Edward C. T. Chao

Edward Ching- Te Chao ( born November 30, 1919 in Suzhou, China, † February 3, 2008 in Fairfax, Virginia, USA), was an American- Chinese petrologist and impact researchers who examined particularly the consequences of meteorite impacts on the Earth's crust. He is best known for the discovery of two natural high-pressure modifications of quartz, coesite and stishovite.

Life

Born in China, Chao came in 1945 in the United States, where he gave American troops Chinese lessons. He then attended the University of Chicago and received in 1948 a Ph.D. in geology. From 1949 until his retirement in 1994, he worked for the United States Geological Survey (USGS ).

Theses

Throughout his scientific career, Chao worked on a variety of topics. In 1960, he found in a sandstone sample from near the Meteor Crater in Arizona, an unusual mineral with high refractive index. He was able to isolate a high-pressure modifications of quartz. Chao named the new mineral coesite in honor of the scientist Loring Coes, Jr., who had the same modification, seven years earlier, synthesized in the laboratory. Some years later, Chao took a second high-pressure modifications of quartz in these rocks. Also these had previously been synthesized in the laboratory studies, but an occurrence in nature was unknown. He named this mineral stishovite in honor of Russian physicist Sergei Stishov who had synthesized the first. Coesite and stishovite was known as indicator for the effects of impact events. These are the only natural processes that produce such high pressures that of ordinary quartz these two dense minerals can mainly arise. Chao and Eugene Shoemaker, they also found in rocks of the Ries and thus provided evidence for the formation of the Ries by an impact.

Chao has made many ground-breaking insights into the origin of tektites. He discovered evidence of a passage of tektites by the Earth's atmosphere.

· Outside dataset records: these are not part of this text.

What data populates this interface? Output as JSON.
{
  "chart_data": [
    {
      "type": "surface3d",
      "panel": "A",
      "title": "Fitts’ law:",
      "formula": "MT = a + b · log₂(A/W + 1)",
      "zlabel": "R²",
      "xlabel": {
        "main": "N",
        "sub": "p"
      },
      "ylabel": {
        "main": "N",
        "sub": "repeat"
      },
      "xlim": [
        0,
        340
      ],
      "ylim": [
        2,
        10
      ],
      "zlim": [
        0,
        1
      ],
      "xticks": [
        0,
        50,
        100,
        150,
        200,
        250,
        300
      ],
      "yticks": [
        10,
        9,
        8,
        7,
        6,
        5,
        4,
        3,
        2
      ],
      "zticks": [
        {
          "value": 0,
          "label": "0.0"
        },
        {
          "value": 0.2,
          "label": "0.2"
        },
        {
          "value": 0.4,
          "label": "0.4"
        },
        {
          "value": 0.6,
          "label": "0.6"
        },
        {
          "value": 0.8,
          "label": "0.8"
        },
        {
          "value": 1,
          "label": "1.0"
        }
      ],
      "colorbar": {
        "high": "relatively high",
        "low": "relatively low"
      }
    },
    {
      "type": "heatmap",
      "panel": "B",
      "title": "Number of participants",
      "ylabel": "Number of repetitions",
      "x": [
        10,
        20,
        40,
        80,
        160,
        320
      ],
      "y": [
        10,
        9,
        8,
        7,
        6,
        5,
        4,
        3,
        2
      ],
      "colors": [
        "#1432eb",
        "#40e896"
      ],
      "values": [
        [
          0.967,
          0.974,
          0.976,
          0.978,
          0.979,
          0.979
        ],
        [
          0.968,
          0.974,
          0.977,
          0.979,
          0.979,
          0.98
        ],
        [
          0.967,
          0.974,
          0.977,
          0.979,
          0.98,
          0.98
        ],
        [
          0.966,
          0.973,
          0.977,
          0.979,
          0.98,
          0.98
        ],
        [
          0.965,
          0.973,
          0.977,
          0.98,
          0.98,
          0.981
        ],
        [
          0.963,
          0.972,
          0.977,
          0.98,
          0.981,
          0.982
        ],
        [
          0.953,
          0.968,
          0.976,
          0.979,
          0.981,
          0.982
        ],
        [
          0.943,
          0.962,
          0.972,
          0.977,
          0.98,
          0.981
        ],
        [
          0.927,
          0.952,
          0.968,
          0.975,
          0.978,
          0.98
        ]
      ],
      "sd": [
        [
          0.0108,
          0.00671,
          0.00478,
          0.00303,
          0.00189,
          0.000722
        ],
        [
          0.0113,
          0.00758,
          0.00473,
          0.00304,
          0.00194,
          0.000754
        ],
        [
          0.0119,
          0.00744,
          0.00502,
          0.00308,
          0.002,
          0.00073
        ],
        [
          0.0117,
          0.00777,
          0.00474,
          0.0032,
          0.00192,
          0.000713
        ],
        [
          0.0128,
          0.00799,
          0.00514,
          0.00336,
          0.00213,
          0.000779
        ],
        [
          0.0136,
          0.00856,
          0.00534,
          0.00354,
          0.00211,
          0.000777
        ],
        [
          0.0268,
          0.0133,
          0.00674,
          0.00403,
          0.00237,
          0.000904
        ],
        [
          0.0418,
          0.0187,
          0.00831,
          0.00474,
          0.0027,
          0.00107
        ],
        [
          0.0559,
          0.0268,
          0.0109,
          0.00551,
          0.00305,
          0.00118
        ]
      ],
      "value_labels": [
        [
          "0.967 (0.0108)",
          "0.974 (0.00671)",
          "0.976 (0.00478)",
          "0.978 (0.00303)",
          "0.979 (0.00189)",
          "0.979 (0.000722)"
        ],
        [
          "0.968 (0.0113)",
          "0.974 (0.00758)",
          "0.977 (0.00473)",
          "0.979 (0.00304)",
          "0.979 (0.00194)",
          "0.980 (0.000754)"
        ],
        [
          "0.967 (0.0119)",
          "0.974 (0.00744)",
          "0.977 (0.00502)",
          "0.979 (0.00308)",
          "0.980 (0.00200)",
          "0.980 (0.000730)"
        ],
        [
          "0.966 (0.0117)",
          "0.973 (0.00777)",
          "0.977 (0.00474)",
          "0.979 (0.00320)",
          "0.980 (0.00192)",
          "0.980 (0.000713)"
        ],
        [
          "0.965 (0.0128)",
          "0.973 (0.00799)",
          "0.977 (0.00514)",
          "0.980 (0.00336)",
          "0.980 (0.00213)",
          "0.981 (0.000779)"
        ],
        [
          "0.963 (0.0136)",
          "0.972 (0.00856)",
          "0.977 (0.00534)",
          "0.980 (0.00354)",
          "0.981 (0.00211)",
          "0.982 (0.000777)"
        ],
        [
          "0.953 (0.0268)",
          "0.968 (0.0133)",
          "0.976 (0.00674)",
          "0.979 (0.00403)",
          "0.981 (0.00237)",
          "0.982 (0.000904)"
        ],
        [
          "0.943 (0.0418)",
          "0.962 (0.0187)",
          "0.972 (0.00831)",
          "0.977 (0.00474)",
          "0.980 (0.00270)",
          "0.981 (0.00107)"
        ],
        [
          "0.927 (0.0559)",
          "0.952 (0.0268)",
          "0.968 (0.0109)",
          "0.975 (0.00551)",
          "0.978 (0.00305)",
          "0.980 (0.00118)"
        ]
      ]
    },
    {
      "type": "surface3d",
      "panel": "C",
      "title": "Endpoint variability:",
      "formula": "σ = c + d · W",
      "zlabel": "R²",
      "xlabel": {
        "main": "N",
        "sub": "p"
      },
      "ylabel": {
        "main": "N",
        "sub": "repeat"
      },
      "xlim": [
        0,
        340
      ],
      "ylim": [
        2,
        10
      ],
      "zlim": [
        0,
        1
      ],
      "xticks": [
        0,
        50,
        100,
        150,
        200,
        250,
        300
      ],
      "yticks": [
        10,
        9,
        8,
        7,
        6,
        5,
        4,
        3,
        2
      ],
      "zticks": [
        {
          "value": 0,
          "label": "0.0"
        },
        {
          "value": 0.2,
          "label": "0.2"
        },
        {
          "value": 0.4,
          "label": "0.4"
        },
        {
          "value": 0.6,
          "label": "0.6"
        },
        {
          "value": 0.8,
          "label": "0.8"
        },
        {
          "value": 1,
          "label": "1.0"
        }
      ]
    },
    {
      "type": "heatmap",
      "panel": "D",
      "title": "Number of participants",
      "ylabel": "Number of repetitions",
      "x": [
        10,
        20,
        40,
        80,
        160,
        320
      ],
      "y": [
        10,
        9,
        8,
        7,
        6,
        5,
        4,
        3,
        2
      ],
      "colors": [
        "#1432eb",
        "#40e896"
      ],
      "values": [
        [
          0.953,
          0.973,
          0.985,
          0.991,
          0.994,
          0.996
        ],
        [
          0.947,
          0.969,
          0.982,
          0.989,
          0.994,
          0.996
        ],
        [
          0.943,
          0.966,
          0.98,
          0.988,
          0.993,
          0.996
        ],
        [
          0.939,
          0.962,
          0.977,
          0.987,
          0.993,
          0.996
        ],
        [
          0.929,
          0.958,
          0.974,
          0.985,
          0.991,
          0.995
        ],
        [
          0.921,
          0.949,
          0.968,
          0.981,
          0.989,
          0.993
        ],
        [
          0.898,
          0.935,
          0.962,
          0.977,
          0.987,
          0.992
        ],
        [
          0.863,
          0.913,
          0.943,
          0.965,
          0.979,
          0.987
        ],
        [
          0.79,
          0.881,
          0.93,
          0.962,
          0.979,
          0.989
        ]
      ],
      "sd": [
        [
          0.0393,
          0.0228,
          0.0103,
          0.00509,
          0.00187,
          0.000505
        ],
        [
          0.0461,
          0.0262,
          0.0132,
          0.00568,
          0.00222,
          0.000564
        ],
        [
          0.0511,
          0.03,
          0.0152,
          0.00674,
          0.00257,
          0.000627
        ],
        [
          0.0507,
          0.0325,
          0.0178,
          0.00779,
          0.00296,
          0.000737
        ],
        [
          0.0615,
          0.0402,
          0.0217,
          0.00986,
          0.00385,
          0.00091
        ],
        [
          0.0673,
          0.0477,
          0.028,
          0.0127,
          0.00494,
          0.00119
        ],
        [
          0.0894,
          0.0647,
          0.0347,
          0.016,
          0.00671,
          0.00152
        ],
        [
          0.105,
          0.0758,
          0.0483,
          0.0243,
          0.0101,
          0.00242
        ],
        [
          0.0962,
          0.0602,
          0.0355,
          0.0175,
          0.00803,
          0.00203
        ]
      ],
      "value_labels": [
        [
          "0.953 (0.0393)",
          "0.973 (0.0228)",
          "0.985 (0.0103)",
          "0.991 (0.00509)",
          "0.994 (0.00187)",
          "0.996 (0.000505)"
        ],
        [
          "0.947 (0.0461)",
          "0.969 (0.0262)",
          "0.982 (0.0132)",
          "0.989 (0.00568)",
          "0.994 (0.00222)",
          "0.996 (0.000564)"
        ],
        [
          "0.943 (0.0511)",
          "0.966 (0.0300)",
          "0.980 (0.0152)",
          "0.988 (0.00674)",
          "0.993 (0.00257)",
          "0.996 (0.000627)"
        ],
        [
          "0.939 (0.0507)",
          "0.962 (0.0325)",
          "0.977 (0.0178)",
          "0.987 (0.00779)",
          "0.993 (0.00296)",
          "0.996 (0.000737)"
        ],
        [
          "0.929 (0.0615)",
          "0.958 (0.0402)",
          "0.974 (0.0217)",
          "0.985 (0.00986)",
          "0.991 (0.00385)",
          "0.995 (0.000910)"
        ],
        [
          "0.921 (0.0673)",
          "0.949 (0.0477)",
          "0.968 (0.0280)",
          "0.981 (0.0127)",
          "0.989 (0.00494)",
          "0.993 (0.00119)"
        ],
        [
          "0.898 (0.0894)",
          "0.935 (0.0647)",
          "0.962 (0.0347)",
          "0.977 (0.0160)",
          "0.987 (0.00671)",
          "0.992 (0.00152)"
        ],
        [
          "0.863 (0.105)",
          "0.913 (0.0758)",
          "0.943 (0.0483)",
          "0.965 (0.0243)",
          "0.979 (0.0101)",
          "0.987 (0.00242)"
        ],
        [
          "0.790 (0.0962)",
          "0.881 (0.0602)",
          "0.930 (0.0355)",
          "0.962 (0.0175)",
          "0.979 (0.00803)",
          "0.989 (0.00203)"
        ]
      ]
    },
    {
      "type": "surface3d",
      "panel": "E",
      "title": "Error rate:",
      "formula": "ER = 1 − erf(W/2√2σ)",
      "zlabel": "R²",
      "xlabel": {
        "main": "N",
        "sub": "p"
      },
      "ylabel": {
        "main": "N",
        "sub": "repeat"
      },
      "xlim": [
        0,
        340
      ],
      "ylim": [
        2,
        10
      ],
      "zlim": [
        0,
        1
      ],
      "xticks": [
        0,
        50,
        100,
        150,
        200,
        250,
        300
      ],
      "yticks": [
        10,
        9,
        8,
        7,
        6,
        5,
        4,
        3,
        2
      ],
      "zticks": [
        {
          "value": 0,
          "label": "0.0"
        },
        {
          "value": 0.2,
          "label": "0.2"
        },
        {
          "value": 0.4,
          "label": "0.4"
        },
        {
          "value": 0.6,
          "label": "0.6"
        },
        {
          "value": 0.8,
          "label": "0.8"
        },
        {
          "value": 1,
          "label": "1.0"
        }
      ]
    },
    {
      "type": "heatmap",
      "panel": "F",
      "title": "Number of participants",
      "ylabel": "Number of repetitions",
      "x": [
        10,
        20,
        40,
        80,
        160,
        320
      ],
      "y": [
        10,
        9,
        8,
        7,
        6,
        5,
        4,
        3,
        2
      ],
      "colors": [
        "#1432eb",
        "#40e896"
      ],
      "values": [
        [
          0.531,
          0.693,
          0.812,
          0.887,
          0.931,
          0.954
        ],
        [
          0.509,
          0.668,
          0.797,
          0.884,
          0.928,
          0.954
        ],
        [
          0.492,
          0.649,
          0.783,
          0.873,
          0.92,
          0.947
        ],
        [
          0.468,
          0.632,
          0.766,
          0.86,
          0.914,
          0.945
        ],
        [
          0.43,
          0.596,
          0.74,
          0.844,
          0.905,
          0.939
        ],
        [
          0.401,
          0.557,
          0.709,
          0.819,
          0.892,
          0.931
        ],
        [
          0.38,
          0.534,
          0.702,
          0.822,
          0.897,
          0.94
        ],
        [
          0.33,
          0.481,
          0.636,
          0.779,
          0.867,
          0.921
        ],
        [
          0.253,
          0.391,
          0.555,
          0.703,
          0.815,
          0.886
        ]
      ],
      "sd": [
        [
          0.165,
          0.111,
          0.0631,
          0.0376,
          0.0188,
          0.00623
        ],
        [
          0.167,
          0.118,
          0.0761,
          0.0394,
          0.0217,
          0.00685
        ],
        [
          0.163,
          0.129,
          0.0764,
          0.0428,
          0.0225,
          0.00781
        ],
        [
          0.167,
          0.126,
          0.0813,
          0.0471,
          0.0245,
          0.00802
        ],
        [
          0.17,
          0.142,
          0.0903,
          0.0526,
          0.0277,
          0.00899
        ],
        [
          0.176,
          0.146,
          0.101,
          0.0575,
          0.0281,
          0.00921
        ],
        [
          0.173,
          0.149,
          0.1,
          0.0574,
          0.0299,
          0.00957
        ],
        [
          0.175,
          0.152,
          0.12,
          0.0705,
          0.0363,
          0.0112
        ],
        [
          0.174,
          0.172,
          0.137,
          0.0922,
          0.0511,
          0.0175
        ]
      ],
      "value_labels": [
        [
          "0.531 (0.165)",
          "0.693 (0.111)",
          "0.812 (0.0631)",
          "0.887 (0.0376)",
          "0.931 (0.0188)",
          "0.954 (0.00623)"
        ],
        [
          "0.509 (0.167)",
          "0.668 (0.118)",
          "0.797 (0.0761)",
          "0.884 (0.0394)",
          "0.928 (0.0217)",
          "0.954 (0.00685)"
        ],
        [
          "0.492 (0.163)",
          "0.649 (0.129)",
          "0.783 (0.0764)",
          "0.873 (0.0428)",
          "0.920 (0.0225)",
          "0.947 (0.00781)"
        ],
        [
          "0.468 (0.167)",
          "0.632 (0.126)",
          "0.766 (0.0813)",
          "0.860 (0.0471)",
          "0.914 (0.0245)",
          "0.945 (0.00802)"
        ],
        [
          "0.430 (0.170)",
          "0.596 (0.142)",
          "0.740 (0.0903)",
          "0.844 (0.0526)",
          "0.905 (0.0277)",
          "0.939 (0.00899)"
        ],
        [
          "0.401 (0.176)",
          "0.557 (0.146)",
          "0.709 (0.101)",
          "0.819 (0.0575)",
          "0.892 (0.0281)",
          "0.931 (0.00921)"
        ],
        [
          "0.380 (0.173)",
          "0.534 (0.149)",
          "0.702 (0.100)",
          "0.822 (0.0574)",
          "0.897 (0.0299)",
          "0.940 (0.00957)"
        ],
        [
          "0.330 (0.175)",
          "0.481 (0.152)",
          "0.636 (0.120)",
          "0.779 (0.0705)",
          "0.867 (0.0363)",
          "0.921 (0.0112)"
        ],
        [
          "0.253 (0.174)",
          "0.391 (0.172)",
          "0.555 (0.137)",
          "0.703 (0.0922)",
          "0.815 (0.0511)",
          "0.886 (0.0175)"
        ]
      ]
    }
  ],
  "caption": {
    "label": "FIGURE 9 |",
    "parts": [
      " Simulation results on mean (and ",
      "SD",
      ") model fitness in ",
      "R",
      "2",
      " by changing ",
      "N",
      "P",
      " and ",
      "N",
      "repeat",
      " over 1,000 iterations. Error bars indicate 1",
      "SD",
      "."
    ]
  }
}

Chao was also concerned with the analysis of moon rocks Apollo missions.

Publications

  • Book: " outcrops in the Ries meteorite crater " description, photo documentation and interpretation of Edward CT Chao, Rudolf Huettner, Schmidt- Kaler Hemann
  • Comparative water- quality assessment of the Hai He River basin in the People 's Republic of China and three similar basins in the United States U.S. Geological Survey Professional Paper no. 1647 (2001)
  • Comparison of the Cretaceous - Tertiary boundary impact events and the 0.77 - Ma Australasian tektite event; relevance to mass extinction U.S. Geological Survey Bulletin no. 2050 (1993)
  • Allocation of subsamples of Apollo 17 lunar rocks from the boulder at station 7, for study by the International Consortium U.S. Geological Survey Open - File Report no. 78-511 (1978)
  • Merumite; a complex assemblage of chromium minerals from Guyana U.S. Geological Survey Professional Paper no. 887 (1976)

Honors

Chao received the Wetherill Medal of the Franklin Institute and in 1992, the Barringer Medal of the Meteoritical Society for his work on the effects of Impakten to geology. An asteroid, ( 3906 ) Chao, is named after him. The mineral Chaoit that originated from carbon and was discovered in the Ries Crater, is also named after him.